On Tuesday, September 11, a New York Federal Judge rejected a defendant’s argument that he cannot be prosecuted because the digital coins he sold were not securities.

Maksim Zaslavskiy is accused of making materially false and fraudulent representations in connection with two investment schemes and ICOs for REcoin Group Foundation, LLC (“REcoin”) and DRC World, Inc. (“Diamond”).  Zaslavskiy claimed that REcoin and Diamond did not involve securities and were therefore beyond the reach of the federal securities laws.  At the heart of Zaslavskiy’s argument was that the digital coins he was selling were “currencies” and therefore by definition not securities.

U.S. District Judge Raymond Dearie ruled that Zaslavskiy’s characterization of the REcoin and Diamond did not remove them from the reach of federal securities law.  Judge Dearie said as follows:”The label Zaslavskiy chooses to attach to the alleged scheme does not control our analysis … [n]or does it camouflage the core nature of his alleged criminal endeavors. Stripped of the 21st-century jargon, including the defendant’s own characterization of the offered investment opportunities, the challenged indictment charges a straightforward scam, replete with the common characteristics of many financial frauds.”

Significantly, the court did not make a holding on whether ICOs are securities.  Rather,  Judge Dearie said, it would be up to a jury to determine whether REcoin and Diamond qualified as investment contracts, and therefore securities, under the test laid down in SEC v.

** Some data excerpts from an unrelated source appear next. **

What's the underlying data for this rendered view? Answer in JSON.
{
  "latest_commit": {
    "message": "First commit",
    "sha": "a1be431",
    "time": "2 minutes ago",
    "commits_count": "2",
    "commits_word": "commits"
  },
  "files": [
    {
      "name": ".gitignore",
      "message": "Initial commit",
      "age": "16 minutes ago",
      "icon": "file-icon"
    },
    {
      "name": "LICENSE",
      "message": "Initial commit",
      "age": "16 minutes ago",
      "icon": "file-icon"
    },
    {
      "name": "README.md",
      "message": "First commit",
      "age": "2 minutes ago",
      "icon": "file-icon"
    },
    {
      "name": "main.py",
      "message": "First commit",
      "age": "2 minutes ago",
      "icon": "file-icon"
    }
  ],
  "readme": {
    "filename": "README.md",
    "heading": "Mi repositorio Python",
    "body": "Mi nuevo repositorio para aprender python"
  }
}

Howey, Co.  Zaslavskiy’s case is one of several enforcement actions being watched, on both the criminal and civil side, that could lead to a formal decision by the courts that certain digital coin offerings are considered securities.

Amusingly, it’s worth noting that Zaslavskiy argued also that federal securities laws were “unconstitutionally vague” as applied to cryptocurrencies.  Judge Dearie said the relevant statutes and rule, and judicial interpretations thereof, as well as regulatory guidance, provide sufficiently clear standards to eliminate any risk of arbitrary enforcement of the securities laws in the case.  Dearie went on to say that Zaslavskiy’s contrary characterizations were plainly insufficient to bypass regulatory and criminal enforcement of the securities laws.